1. Wilder Revenue at 10% compounded semiannually:
The formula to calculate APY is: (1 + (r/n)) ^ n - 1, where r is the interest rate and n is the number of compounding periods in a year.
For Wilder Revenue, the interest rate is 10% and it is compounded semiannually, so n = 2.

APY for Wilder Revenue = (1 + (0.1/2))^2 - 1

2. Cheapskate Investments at 9.8% compounded monthly:
Again, using the formula for APY:
For Cheapskate Investments, the interest rate is 9.8% and it is compounded monthly, so n = 12.

APY for Cheapskate Investments = (1 + (0.098/12))^12 - 1

Now that we have the APY for both banks, we can compare them to determine which bank gives a higher return.

b. To calculate the future value, we can use the formula: FV = P*(1 + r/n)^(n*t), where FV is the future value, P is the principal (initial investment), r is the interest rate, n is the number of compounding periods per year, and t is the number of years.

Using this formula, we can calculate the future value for each bank and compare the difference.

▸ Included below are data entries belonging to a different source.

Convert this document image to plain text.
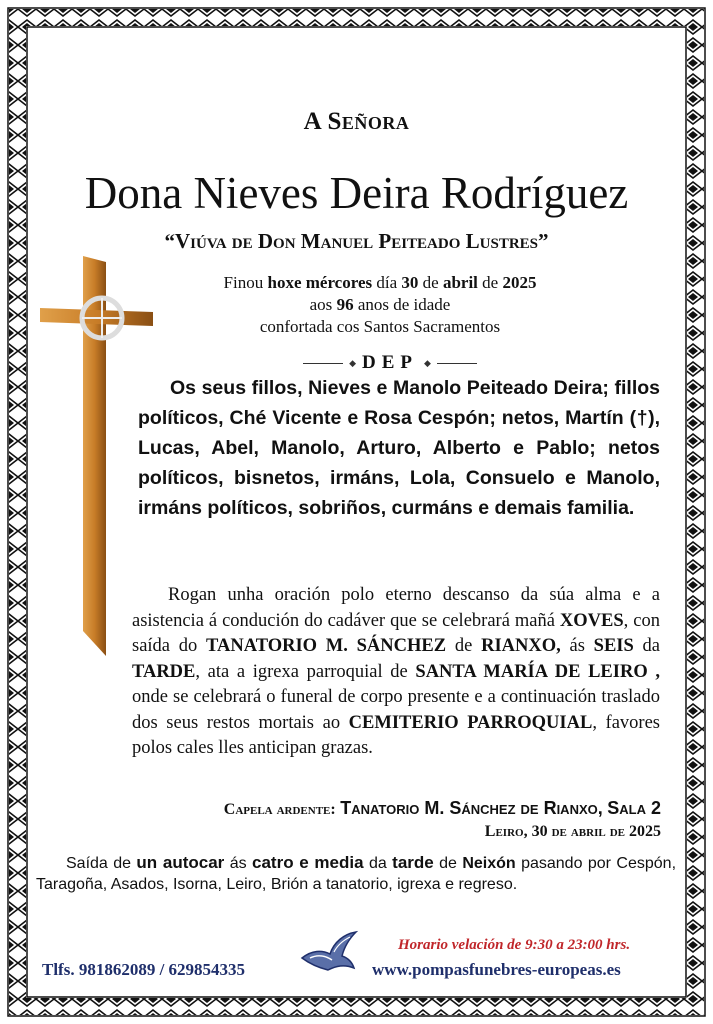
A Señora
Dona Nieves Deira Rodríguez
“Viúva de Don Manuel Peiteado Lustres”
Finou hoxe mércores día 30 de abril de 2025
aos 96 anos de idade
confortada cos Santos Sacramentos
◆ DEP ◆
Os seus fillos, Nieves e Manolo Peiteado Deira; fillos políticos, Ché Vicente e Rosa Cespón; netos, Martín (†), Lucas, Abel, Manolo, Arturo, Alberto e Pablo; netos políticos, bisnetos, irmáns, Lola, Consuelo e Manolo, irmáns políticos, sobriños, curmáns e demais familia.
Rogan unha oración polo eterno descanso da súa alma e a asistencia á condución do cadáver que se celebrará mañá XOVES, con saída do TANATORIO M. SÁNCHEZ de RIANXO, ás SEIS da TARDE, ata a igrexa parroquial de SANTA MARÍA DE LEIRO , onde se celebrará o funeral de corpo presente e a continuación traslado dos seus restos mortais ao CEMITERIO PARROQUIAL, favores polos cales lles anticipan grazas.
Capela ardente: Tanatorio M. Sánchez de Rianxo, Sala 2
Leiro, 30 de abril de 2025
Saída de un autocar ás catro e media da tarde de Neixón pasando por Cespón, Taragoña, Asados, Isorna, Leiro, Brión a tanatorio, igrexa e regreso.
Horario velación de 9:30 a 23:00 hrs.
Tlfs. 981862089 / 629854335	www.pompasfunebres-europeas.es
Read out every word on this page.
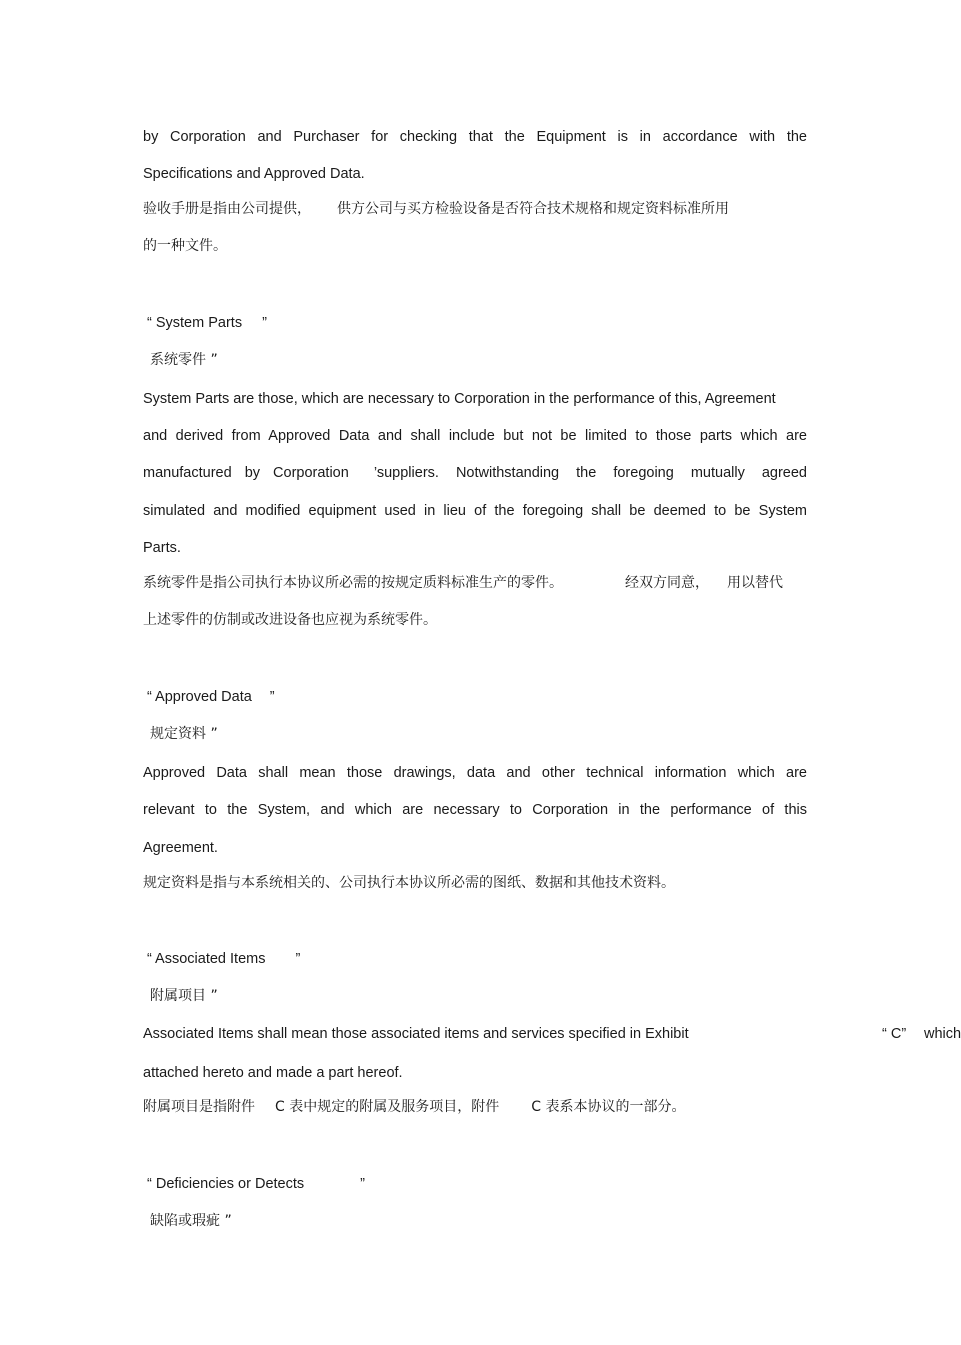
by Corporation and Purchaser for checking that the Equipment is in accordance with the
Specifications and Approved Data.
验收手册是指由公司提供， 供方公司与买方检验设备是否符合技术规格和规定资料标准所用
的一种文件。
“ System Parts ”
系统零件 ”
System Parts are those, which are necessary to Corporation in the performance of this, Agreement
and derived from Approved Data and shall include but not be limited to those parts which are
manufactured by Corporation ’suppliers. Notwithstanding the foregoing mutually agreed
simulated and modified equipment used in lieu of the foregoing shall be deemed to be System
Parts.
系统零件是指公司执行本协议所必需的按规定质料标准生产的零件。	经双方同意， 用以替代
上述零件的仿制或改进设备也应视为系统零件。
“ Approved Data ”
规定资料 ”
Approved Data shall mean those drawings, data and other technical information which are
relevant to the System, and which are necessary to Corporation in the performance of this
Agreement.
规定资料是指与本系统相关的、公司执行本协议所必需的图纸、数据和其他技术资料。
“ Associated Items ”
附属项目 ”
Associated Items shall mean those associated items and services specified in Exhibit	“ C” which
attached hereto and made a part hereof.
附属项目是指附件 C 表中规定的附属及服务项目，附件 C 表系本协议的一部分。
“ Deficiencies or Detects	”
缺陷或瑕疵 ”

Let's plug in the numbers and calculate the APYs and future values for both banks:

1. Wilder Revenue:
APY for Wilder Revenue = (1 + (0.1/2))^2 - 1
Future Value (FV) = $85,000 * (1 + (0.1/2))^(2*10)

2. Cheapskate Investments:
APY for Cheapskate Investments = (1 + (0.098/12))^12 - 1
Future Value (FV) = $85,000 * (1 + (0.098/12))^(12*10)

Calculate the APYs and future values for both banks using the formulas above. Compare the APYs to determine which option provides a higher return. To determine the difference in earnings over ten years, subtract the future value of one bank from the future value of the other bank. The bank with the higher future value will result in more earnings over the ten-year period.